Thursday, August 2, 2012: 5:00 PM
Faculty of Economics, TBA
Oral Presentation
Since 2010, more than half of world's urban population resides in Asian cities, and this proportion is expected to keep increasing for the next thirty years. With another 600 million newborns and migrants likely to join the ranks of Asian city dwellers in the next fifteen years, Asian metropolises and megaurban regions will certainly continue to dominate world rankings in terms of sheer size. Large East Asian cities also seem to be among the major beneficiaries of the newest wave of global integration. They are in the most dynamic region of the world economy, benefitting from large pools of migrant labor and with fewer legacy issues to deal with than their western counterparts. There should be little surprise then that instead of catching-up gradually, major East Asian metropolises often seem to have leapfrogged over the competition. They steal the spotlight not only by having the tallest skyscrapers, fastest trains, busiest airports, and longest bridges, but also the best schools and hospitals, avant-garde architecture, and the ability to stage spectacular events.
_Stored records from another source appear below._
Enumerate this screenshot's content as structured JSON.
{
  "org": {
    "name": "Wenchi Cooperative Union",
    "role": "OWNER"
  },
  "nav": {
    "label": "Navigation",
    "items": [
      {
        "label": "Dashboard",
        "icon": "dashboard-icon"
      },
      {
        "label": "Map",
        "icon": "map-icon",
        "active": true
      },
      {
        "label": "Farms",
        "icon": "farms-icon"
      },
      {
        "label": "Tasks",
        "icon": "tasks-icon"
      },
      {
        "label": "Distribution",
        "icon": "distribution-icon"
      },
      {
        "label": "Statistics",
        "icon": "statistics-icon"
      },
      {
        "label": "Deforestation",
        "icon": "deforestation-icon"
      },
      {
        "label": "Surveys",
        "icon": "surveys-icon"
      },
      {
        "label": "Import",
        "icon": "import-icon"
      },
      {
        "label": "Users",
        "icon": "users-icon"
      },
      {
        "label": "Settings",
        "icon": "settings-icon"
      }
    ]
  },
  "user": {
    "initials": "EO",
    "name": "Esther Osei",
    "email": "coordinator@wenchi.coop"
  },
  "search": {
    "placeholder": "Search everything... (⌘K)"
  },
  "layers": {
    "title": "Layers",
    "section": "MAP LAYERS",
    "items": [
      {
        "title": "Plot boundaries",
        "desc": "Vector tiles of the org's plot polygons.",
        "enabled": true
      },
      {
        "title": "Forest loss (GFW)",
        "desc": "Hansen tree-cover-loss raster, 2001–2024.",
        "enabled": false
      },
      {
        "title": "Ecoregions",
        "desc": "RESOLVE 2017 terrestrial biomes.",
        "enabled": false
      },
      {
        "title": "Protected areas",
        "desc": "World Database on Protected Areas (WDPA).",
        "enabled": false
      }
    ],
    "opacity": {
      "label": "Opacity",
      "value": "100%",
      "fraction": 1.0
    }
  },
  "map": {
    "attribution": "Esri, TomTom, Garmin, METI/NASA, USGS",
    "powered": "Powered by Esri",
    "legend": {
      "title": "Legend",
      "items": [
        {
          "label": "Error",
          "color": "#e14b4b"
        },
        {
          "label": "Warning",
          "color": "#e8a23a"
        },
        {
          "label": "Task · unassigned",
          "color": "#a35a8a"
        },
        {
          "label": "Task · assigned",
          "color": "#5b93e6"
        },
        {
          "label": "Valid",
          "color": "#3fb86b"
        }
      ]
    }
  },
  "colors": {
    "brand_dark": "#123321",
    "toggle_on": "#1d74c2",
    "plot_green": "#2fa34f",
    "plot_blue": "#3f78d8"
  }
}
Moreover, as the protagonists of the new polycentric, post-western modernity they are increasingly in position, for the first time ever, to define the standards and visions of what it means to be modern.
This paper draws on preliminary results from a multidisciplinary project on "Asian Cities as Centers of Global Modernity" and analyzes the relations between city makers, their visions of modernity, and the resulting styles of governance in four major Asian metropolises: Beijing, Shanghai, Hong Kong and Singapore. The focus is on the proliferation of city makers and the process through which they articulate their respective agendas into practical aspects of urban planning and management. The conclusion draws general implications for the twin questions of "who do the global cities belong to?" and "how are they to be governed?"